After that we were quite tired, so we went back down into town and rested several hours before heading out for dinner. We went away from the town center to a little restaurant with red-and-white checked tables, and got the last one that seated six.
I split the fondue savoyard with the 10yo and Mark, and we wondered if we’d made a mistake when a giant fuel burner was plunked onto our table inches away from the baby, who had no high chair and sat on our laps. I recommended the salade de chèvre chaud to my 14yo, who also ordered tagliatelle carbonara. The 4yo and 8yo each had the three-course menu enfant: assiette de saucisson (kind of a salad with several slices of salami), steak haché (think hamburger steak) with frites, and ice cream, all for €10.
The food was good. The fondue was nothing but torn baguettes speared on little forks and spun in the bubbling cheese sauce, excellent with the white wine I chose, and my 10yo who isn’t much into meat was pleased: “Mom,” he said, “this tastes like your beer cheese sauce!” The 14yo was ecstatic about his dinner. The younger ones ate the salami and the fries. The baby sat on my lap and gnawed on chunks of baguette, about which he was very happy.

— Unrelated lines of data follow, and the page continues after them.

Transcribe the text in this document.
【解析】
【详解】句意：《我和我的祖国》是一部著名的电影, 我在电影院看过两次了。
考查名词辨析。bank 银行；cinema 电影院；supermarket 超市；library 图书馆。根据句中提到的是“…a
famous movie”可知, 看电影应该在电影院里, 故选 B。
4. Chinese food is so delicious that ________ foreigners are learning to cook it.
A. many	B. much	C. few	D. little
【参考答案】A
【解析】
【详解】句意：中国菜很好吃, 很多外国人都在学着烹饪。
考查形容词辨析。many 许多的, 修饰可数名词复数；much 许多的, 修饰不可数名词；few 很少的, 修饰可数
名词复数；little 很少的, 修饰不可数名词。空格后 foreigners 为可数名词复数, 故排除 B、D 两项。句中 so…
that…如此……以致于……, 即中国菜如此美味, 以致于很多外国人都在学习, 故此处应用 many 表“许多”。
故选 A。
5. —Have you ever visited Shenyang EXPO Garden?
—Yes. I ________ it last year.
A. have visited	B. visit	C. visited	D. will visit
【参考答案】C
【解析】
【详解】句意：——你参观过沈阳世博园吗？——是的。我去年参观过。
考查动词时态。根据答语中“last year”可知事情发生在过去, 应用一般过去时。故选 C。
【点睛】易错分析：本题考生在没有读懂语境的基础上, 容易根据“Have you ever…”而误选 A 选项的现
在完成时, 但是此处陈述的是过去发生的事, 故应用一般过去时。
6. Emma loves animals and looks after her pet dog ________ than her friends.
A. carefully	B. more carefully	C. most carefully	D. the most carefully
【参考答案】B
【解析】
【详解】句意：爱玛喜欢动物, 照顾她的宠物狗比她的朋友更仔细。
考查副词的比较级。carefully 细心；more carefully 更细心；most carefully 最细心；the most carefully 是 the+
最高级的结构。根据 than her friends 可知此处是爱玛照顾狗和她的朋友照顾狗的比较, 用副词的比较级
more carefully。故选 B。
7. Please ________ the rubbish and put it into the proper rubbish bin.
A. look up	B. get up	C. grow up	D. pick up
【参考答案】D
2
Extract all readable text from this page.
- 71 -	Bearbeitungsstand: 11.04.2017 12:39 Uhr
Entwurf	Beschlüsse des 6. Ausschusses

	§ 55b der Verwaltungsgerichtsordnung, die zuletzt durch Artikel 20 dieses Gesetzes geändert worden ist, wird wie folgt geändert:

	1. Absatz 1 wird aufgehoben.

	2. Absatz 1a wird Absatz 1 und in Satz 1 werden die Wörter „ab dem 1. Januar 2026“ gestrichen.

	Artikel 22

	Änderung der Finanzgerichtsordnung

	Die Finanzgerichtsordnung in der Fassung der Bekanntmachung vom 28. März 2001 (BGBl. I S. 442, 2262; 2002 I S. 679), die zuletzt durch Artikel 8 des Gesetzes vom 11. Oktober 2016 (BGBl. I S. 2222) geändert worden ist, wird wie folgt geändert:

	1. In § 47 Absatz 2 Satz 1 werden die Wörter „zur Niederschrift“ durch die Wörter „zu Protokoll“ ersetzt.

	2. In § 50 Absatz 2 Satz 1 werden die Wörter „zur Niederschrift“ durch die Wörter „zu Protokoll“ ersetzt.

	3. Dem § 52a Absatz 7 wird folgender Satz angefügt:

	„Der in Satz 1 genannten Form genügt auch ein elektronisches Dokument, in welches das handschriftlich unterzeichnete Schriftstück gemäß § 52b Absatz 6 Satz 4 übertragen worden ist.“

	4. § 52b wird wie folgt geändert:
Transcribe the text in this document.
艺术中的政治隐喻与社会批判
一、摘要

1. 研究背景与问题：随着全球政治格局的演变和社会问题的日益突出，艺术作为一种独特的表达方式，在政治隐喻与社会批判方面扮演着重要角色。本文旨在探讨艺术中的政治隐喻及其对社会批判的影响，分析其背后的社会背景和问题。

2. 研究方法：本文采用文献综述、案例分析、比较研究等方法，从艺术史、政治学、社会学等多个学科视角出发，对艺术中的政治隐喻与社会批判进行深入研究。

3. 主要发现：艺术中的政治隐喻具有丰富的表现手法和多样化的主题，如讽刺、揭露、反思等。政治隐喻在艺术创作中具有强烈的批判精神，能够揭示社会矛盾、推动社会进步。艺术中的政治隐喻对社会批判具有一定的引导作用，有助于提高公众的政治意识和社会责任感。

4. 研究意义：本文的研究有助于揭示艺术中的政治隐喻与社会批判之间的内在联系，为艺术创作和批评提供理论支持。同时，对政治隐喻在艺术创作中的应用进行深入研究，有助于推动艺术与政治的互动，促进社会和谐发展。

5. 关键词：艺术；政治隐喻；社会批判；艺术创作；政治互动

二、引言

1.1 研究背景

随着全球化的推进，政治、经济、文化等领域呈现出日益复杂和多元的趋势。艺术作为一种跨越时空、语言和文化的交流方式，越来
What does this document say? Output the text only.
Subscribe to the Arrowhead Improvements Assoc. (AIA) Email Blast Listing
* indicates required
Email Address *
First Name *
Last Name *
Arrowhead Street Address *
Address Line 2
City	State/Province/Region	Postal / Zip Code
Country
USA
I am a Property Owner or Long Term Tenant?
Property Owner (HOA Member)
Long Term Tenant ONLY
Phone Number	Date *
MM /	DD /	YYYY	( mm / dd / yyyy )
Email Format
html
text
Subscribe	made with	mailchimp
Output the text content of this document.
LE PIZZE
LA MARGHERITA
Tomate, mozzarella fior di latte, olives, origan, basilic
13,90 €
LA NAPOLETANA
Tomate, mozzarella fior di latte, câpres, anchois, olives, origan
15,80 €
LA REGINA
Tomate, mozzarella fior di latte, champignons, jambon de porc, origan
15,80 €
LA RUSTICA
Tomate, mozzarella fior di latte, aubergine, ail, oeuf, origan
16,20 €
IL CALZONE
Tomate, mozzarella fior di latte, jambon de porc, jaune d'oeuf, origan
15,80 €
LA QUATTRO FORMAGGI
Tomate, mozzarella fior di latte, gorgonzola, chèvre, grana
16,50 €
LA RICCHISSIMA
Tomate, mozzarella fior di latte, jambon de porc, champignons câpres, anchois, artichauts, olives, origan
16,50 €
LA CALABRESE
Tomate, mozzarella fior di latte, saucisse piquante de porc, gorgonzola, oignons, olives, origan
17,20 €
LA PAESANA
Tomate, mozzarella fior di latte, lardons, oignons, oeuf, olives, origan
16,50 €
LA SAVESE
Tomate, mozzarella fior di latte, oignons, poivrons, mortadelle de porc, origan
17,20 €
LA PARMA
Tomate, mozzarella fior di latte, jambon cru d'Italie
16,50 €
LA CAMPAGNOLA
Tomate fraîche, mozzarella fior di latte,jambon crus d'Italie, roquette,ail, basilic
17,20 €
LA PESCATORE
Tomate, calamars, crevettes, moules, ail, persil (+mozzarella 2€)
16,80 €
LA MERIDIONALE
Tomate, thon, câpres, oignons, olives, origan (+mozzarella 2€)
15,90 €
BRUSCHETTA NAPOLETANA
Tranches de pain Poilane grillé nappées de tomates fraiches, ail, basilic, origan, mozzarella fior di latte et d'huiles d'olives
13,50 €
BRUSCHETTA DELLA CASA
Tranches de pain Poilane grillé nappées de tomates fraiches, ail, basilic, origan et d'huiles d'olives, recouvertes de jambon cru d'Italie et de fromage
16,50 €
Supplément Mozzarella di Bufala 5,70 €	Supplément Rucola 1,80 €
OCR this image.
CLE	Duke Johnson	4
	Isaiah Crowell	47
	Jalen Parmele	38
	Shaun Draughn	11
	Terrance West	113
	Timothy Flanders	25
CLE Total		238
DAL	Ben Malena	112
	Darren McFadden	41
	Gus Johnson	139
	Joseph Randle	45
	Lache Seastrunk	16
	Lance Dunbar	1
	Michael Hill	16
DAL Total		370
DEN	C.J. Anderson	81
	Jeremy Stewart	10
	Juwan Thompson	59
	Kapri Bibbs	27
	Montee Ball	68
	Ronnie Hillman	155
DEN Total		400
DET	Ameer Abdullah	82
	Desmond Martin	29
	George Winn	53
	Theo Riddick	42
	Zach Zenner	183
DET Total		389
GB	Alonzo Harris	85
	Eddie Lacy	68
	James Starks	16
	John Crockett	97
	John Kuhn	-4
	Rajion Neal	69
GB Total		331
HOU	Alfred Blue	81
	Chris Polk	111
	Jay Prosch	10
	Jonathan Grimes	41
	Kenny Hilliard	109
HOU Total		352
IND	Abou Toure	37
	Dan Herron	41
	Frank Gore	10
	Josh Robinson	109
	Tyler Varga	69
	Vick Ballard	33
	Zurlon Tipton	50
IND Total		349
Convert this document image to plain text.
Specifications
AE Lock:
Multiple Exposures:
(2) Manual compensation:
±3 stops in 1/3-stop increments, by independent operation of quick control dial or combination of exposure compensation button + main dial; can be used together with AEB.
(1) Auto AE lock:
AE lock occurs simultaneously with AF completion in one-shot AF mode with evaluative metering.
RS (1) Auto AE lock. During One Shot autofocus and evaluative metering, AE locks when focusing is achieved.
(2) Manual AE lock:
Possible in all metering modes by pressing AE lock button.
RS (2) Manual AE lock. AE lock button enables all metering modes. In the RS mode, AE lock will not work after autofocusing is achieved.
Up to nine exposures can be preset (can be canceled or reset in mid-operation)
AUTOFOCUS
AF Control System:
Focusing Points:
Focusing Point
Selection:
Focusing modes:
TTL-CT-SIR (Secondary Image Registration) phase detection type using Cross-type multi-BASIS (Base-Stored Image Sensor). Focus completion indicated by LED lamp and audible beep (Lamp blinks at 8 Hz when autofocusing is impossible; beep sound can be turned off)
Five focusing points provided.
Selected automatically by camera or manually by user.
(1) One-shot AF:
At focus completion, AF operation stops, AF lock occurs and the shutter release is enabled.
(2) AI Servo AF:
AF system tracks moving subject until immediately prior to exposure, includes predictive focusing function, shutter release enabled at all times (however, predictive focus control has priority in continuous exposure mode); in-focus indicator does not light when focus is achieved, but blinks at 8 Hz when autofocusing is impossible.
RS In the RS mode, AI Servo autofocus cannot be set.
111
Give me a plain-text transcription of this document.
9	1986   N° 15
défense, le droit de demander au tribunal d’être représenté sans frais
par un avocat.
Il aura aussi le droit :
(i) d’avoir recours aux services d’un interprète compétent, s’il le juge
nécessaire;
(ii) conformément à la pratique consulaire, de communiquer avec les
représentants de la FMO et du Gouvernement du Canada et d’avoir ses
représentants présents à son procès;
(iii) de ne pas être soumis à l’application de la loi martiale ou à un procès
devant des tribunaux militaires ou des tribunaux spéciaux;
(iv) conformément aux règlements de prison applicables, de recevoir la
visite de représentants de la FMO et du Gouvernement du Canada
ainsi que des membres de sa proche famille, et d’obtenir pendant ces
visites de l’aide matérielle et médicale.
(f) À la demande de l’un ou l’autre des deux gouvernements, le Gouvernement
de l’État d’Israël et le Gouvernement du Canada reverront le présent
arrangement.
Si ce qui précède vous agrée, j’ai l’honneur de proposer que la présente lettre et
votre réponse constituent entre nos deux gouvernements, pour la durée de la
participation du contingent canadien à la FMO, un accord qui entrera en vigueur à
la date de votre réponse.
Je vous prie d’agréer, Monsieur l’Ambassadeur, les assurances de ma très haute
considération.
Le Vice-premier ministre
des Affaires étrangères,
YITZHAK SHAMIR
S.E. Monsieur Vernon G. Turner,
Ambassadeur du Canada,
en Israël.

We finished the meal with a slice of tarte aux myrtilles. My slice that is — everyone said, “I’m too full for dessert!” so I was the only one who ordered it, and then as soon as it arrived everyone changed their minds and wanted several bites. I can hardly blame them.
The people at the next table complimented us on our children’s behavior, saying that my daughter had une jolie mine and cooing at the baby. So: we won the game. Very satisfying.